15 thoughts on “♫ Lightnin’ Strikes ♫

  1. Jill, thanks for pointing out the misogyny in the song lyrics. “Live by my rules…,” for example. It tickles me when I hear the song “Love the one you’re with,” by Stephen Stills. Being a man, I can infer from Stills’ song that what he is really saying is it is OK for me to “love the one you’re with,” but not you. Keith

    Liked by 1 person

          • Haha! I grew up on R&B, soul, the Beatles, and American Bandstand. Rock and Woodstock came later. The Who, Stones… Our son begged me for my original Woodstock album. I caved and gave it to him. I remember my Bakelite radio when I was in junior high, where I could get the New York stations at night and listen to the good music black groups were doing. In college, the best groups played at the gym on college campuses. Hard to imagine. Iron Butterfly, Chicago … great list. Thank you, Jill. Sorry for the ramble. 🙂


  2. What is there to say. Boys were brought up to “sow their wild oats” in those days (yes, many still are today too!) and “good girls” were brought up to save themselves for marriage. I am proud to be part of the first generation to openly challenge those fictions. Yes there were pregnancies along the way, and a lot of “love children” were born (none mine, though there was one abortion forced by her parents), but girls openly learned to enjoy sex as much as the boys, and I don’t know many who regretted enjoying it.
    This song was from before the sexual revolution, and that the singer expected a girl to wait for him while he screwed around was a total downer. (One girl actually told me to do just that, but I didn’t believe her. I stayed committed to her, but eventually the sexual tension grew too strong, and rather than commit a sin she threw me away. She was married to a “nice” man a year later who her parents brought over from the old country. I never heard for sure how that turned out, but I heard rumours. I was not happy.)
    Anyway, enough confessions, but I did not like this song! However, it certainly was the product of an era. And I am glad that era is mostly behind us.
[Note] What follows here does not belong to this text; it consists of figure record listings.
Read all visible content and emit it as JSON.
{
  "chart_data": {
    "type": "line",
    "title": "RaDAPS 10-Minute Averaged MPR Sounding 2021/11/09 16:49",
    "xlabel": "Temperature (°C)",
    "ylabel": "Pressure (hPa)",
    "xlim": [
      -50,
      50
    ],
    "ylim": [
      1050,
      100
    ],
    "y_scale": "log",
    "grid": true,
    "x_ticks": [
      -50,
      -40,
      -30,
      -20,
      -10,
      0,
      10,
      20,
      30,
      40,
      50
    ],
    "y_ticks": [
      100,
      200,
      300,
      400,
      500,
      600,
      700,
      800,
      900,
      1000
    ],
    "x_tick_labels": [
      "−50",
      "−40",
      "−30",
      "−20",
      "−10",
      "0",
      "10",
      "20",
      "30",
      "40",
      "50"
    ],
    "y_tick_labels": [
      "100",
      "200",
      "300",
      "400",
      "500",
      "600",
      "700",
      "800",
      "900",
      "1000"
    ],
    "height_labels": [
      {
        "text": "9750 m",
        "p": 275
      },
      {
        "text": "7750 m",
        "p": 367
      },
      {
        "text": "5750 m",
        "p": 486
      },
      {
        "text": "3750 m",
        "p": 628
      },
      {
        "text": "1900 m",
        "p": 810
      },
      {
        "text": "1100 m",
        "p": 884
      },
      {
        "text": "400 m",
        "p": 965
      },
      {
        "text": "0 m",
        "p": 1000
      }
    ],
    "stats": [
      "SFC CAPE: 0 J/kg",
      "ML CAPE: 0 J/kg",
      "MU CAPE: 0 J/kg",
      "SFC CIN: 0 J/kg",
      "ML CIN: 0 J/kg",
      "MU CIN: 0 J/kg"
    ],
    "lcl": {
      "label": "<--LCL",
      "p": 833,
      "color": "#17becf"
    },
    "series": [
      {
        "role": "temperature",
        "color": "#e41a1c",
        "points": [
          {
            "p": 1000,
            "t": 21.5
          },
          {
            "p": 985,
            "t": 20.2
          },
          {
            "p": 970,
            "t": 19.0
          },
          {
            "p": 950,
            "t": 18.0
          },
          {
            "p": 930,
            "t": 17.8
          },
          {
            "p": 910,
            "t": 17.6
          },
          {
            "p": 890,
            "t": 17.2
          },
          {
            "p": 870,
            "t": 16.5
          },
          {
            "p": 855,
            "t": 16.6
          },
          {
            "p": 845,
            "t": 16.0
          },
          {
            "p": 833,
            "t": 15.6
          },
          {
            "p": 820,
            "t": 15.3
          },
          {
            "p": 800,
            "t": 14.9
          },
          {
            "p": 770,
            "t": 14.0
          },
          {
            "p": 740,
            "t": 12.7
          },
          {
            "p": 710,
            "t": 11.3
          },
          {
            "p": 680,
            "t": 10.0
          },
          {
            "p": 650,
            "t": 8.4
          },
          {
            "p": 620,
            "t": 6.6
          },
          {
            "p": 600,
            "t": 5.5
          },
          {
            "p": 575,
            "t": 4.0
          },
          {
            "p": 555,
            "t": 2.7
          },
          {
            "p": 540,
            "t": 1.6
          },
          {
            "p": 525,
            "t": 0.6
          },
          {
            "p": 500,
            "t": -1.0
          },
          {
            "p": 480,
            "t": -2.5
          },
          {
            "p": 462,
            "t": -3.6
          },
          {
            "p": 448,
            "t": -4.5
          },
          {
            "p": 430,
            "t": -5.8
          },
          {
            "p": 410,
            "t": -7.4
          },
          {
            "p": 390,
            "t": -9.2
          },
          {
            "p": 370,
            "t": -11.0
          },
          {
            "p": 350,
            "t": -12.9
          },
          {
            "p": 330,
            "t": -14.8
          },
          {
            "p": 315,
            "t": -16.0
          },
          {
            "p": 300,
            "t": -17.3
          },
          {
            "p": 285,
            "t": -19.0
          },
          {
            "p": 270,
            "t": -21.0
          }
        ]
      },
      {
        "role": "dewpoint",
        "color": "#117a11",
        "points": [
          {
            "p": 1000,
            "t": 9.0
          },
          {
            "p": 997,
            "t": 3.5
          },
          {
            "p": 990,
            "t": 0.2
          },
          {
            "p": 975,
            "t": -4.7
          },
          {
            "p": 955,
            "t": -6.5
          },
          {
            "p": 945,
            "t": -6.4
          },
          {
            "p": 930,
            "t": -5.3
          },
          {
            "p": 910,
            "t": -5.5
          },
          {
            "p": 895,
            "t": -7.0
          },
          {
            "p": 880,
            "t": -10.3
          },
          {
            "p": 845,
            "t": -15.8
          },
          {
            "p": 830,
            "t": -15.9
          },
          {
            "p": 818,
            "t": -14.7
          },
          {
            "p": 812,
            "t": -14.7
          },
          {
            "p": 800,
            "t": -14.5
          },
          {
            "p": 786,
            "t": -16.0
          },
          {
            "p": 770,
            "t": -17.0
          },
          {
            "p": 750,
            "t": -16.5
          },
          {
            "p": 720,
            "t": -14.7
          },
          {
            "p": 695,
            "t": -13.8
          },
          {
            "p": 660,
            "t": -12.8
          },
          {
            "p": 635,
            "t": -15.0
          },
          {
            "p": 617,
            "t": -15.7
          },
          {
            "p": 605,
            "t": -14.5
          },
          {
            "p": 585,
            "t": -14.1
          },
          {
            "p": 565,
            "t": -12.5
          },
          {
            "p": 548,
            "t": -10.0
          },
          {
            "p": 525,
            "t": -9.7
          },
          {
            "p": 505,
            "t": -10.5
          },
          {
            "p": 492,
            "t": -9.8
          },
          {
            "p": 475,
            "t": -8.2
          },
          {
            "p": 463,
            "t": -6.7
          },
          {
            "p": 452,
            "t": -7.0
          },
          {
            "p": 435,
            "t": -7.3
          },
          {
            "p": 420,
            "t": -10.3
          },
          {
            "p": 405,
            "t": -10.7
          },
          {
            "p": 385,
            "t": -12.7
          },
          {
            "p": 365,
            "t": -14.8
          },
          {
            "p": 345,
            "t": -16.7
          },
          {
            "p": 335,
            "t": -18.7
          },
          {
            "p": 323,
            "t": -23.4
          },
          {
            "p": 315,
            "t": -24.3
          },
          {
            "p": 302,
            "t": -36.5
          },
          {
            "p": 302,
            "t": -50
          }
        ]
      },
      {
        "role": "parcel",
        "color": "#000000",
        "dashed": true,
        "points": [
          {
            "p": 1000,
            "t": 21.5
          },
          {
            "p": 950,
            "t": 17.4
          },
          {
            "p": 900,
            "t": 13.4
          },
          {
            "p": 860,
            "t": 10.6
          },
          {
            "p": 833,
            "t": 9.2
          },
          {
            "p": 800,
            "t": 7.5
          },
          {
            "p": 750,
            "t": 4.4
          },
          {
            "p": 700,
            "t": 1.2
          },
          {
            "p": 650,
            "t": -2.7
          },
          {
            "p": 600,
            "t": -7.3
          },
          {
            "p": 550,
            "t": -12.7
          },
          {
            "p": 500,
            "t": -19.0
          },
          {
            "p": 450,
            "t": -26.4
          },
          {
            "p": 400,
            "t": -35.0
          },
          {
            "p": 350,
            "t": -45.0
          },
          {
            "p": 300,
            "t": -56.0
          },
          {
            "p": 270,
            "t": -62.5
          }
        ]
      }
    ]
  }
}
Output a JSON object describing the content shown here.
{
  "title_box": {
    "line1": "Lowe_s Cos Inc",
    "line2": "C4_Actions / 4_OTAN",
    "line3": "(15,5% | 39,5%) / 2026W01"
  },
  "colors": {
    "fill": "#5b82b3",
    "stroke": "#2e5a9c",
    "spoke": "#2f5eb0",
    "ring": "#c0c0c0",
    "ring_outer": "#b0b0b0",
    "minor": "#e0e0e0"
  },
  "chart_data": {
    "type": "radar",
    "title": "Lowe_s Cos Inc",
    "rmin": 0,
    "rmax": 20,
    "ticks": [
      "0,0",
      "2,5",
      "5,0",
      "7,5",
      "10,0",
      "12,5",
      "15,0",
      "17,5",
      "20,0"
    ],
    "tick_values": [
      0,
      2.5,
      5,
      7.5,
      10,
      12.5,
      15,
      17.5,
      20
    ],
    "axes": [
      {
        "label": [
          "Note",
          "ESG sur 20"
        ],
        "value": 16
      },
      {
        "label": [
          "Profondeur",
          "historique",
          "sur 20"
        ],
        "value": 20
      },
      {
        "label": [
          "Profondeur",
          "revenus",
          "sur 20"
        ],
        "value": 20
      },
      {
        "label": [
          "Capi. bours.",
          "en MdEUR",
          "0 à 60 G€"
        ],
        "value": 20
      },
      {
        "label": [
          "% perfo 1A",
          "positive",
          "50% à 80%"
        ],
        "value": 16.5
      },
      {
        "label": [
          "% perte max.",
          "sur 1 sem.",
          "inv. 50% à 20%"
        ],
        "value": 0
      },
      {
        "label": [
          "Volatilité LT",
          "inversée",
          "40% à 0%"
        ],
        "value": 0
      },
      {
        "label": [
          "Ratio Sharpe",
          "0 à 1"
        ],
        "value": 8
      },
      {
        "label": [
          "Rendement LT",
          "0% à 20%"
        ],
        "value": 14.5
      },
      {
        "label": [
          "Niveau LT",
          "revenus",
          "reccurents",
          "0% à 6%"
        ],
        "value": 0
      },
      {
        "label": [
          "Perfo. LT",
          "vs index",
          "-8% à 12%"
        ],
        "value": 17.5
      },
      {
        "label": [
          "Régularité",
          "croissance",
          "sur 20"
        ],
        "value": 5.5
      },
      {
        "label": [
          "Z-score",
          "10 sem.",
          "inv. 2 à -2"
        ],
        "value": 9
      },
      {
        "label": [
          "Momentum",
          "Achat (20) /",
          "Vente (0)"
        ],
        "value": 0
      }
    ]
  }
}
    • I’m glad you liked it, Patty!!! Good to see you … I’ve missed your comments! How’s it going down there? Yes, I’m relatively well, for an old biddy who spends 90% of her time in the dark world of today’s politics 😉


  3. It’s a great song, Jill! I was 15 when the song hit #1 that February, and honestly the lyrics didn’t fizz on me. You are so right that most of us have come a long way since the rampant misogyny of the 1960s. I still like the music!